At t = 0, a stone is dropped from a cliff above a lake; 2.1 seconds later another stone is thrown downward from the same point with an initial speed of 33 m/s. Both stones hit the water at the same instant. Find the height of the cliff
To find the height of the cliff, we need to calculate the time it takes for the first stone to hit the water.
Let's assume the height of the cliff is H meters.
For the first stone:
We know that the acceleration due to gravity is approximately 9.8 m/s^2 (ignoring air resistance). The initial velocity of the stone is 0 m/s (dropped from rest). The final velocity when it hits the water will also be 0 m/s (it comes to a stop).
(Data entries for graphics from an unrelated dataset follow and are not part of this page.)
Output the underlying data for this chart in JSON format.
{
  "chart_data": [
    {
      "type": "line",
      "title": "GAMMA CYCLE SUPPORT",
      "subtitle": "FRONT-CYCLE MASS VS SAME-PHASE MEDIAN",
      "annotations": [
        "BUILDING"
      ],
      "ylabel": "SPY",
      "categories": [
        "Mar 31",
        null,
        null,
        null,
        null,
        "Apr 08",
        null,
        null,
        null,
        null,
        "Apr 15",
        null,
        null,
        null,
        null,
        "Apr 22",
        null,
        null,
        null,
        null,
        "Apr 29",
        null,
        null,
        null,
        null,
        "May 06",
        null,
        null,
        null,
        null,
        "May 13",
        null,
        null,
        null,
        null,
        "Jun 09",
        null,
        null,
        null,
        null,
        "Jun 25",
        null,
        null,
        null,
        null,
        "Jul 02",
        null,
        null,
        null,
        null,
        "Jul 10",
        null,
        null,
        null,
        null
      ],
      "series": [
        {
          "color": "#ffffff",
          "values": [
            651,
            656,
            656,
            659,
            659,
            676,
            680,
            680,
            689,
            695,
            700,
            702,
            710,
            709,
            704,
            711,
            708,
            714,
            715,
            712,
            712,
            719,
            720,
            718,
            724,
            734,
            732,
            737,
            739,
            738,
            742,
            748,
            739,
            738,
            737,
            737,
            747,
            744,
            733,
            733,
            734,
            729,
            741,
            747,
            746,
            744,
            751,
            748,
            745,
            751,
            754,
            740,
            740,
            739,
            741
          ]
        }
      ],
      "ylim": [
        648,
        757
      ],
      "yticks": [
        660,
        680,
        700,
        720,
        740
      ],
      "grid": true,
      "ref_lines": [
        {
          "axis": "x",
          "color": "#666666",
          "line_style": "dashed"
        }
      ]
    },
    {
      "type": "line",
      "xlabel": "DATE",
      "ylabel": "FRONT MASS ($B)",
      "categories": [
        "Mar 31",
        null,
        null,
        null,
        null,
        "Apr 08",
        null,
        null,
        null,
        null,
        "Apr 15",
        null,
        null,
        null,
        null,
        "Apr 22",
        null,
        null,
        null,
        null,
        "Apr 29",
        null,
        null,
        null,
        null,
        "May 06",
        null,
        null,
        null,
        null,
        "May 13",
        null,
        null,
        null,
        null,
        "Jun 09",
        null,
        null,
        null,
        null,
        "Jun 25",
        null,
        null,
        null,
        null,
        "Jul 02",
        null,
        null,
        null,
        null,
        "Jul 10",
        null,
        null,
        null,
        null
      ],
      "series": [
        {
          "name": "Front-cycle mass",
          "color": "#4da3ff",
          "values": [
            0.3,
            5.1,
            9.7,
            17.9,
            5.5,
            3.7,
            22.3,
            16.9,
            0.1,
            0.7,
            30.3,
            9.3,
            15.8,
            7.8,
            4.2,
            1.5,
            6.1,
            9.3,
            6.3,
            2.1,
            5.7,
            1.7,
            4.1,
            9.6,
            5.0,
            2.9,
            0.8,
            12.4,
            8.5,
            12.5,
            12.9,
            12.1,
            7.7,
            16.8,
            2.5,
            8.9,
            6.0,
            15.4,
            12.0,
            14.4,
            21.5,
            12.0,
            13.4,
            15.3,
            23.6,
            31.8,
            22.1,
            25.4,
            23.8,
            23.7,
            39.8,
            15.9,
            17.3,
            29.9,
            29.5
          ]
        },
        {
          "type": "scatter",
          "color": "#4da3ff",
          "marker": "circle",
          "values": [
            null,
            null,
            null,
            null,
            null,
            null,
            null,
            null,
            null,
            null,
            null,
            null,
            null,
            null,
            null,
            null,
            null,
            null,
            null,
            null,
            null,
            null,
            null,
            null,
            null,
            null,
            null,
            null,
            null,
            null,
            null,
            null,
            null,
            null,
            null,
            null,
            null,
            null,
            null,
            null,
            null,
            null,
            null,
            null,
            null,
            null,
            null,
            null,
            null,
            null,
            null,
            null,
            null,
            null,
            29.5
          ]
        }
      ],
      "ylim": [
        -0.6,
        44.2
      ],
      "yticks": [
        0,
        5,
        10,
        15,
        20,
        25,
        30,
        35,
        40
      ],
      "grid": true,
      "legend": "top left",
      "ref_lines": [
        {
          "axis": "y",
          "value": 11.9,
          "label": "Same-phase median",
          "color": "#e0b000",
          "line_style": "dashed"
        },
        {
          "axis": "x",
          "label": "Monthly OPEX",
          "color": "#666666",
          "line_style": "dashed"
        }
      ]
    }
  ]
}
Using these values, we can use the kinematic equation for vertical motion:
Final Velocity = Initial Velocity + Acceleration * Time
0 m/s = 0 m/s + (9.8 m/s^2) * Time1
This equation simplifies to:
9.8 * Time1 = 0
Time1 = 0 seconds
We find that the first stone takes 0 seconds to hit the water.
Now, let's focus on the second stone thrown downwards.
The initial velocity of the second stone is 33 m/s. The time it takes for the second stone to hit the water is given as 2.1 seconds after the first stone was dropped. We can again use the same kinematic equation:
Distance = Initial Velocity * Time + (1/2) * Acceleration * Time^2
Plugging in the values we know:
H = (33 m/s) * Time2 + (1/2) * (9.8 m/s^2) * (Time2)^2
Since we know that Time2 = Time1 + 2.1 seconds, we can substitute this value in the equation:
H = (33 m/s) * (Time1 + 2.1 s) + (1/2) * (9.8 m/s^2) * ((Time1 + 2.1 s)^2)
Since we already calculated Time1 to be 0 seconds, the equation further simplifies to:
H = (33 m/s) * (0 s + 2.1 s) + (1/2) * (9.8 m/s^2) * ((0 s + 2.1 s)^2)
Simplifying further:
H = (33 m/s) * (2.1 s) + (1/2) * (9.8 m/s^2) * (2.1 s)^2
H = 69.3 m + 1/2 * 9.8 m/s^2 * 4.41 s^2
H = 69.3 m + 21.5049 m
H = 90.8049 m
Therefore, the height of the cliff is approximately 90.8 meters.